You flip a coin $10$ times and observe only one head. Determine the $p$-value for testing whether the coin is fair or not? 
You flip a coin $10$ times and observe only one head. Determine the
$p$-value for testing whether the coin is fair or not?

I don't want to use CLT because $n$ is not large enough.
Let $X_i \sim \text{Bern}(p)$ where $p$ is probability of getting head.
Null: $p = \frac12$
Alternate: $p \neq \frac12$
Now, let $X=\sum X_i \sim \text{Bin}(10, p)$ be our test-statistic.
Then, under Null, $X \sim \text{Bin}(10, \frac12)$.
Let $t$ denote observed value of our test-statistic, we have $x=9$ since the test-statistic represents the number of heads obtained.
$p$-value is defined as the probability, under Null hypothesis, of observing test-statistic which is more extreme than it's observed value in favor of alternate hypothesis.
more extreme excludes the observed value, so, the $p$-value is :
$$P(|\text{Bin}(10, \frac12)| > |9| ) 
\\= P(|\text{Bin}(10, \frac12)| > 9 ) \\
= P\big(\text{Bin}(10, \frac12) > 9 \big) + P\big(\text{Bin}(10, \frac12) < -9 \big) 
\\ = P\big(\text{Bin}(10, \frac12) > 9 \big) \\ =0.00098$$
Is my solution correct?
Edit: Add class notes

 A: You have the right idea, but the wrong definition.  The $p$-value is the conditional probability of observing an outcome at least as extreme as the one that was obtained, given that the null hypothesis is true.
Therefore, the $p$-value of this test is $$\Pr[X \in \{0, 1, 9, 10\} \mid H_0],$$ where $X \mid H_0 \sim \operatorname{Binomial}(n = 10, p = 1/2)$.
The reason why the $p$-value includes the observed outcome is because you are trying to argue that if the $p$-value is "too small," then the assumption that $H_0$ is true is implausible; i.e., the experimental data we observed--which includes the actual outcome--is too unlikely to have been observed if the null were true.
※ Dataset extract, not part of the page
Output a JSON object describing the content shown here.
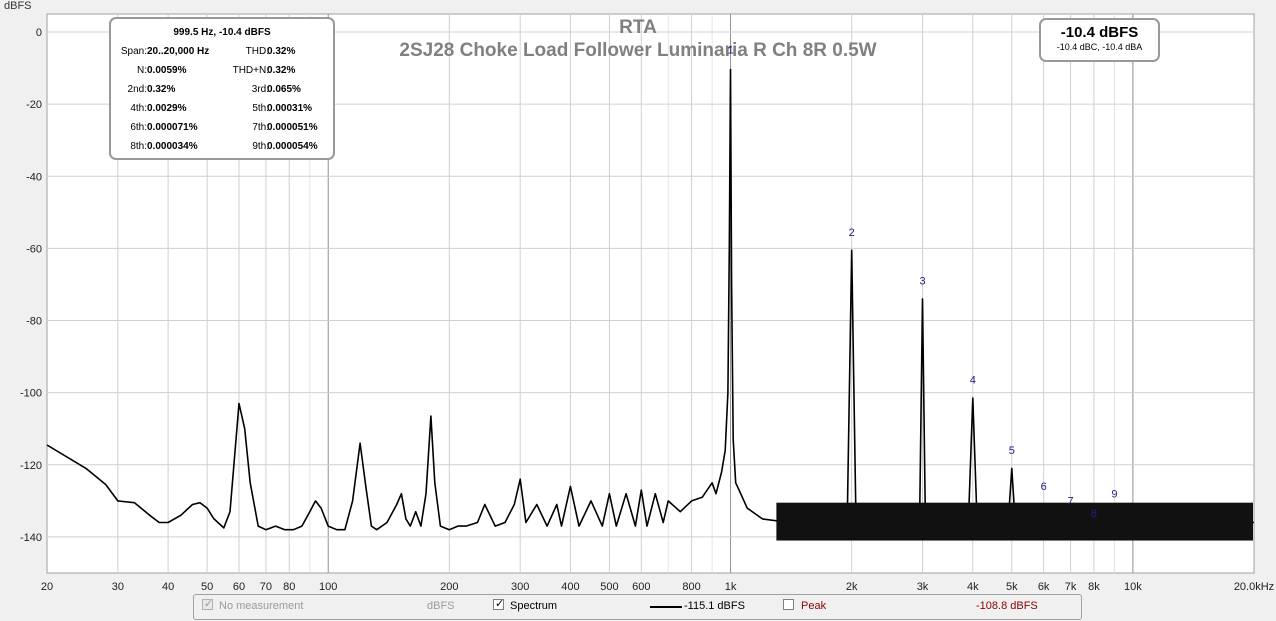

Note that the choice of which outcomes of $X$ are included in a one-sided exact binomial test is rather straightforward, but not in a two-sided test if $p_0$, the probability of heads under the null hypothesis, is not $1/2$.  For instance, if we were interested in testing the two-sided hypothesis
$$H_0 : p = p_0 = 2/3, \quad \text{vs.} \quad H_1 : p \ne 2/3,$$
then the observed outcome $X = 9$ under the null has probability $$\Pr[X = 9 \mid H_0] = \binom{10}{9} (2/3)^9 (1 - 2/3)^1 = \frac{5120}{59049} \approx 0.0867076.$$  Then the set of outcomes that is included in the $p$-value calculation includes those whose probabilities are at most equal to this value.  On the right-side tail, this obviously includes $\Pr[X = 10 \mid H_0]$, but the left-side tail is not so clear because the distribution is no longer symmetric.  We calculate
$$\begin{array}{c|c}
x & \Pr[X = x \mid H_0]\\
\hline
0 & \frac{1}{59049} \approx 0.0000169351\\
1 & \frac{20}{59049} \approx 0.000338702 \\
2 & \frac{20}{6561} \approx 0.00304832\\
3 & \frac{320}{19683} \approx 0.0162577\\
4 & \frac{1120}{19683} \approx 0.0569019\\
5 & \frac{896}{6561} \approx 0.136565\\
\end{array}$$
where we stop at $X = 5$ because this is the first probability that exceeds $\Pr[X = 9 \mid H_0]$.  Then the $p$-value for the two-sided test is $$\Pr[X \in \{0, 1, 2, 3, 4, 9, 10\} \mid H_0],$$ for the null $H_0 : p = p_0 = 2/3$.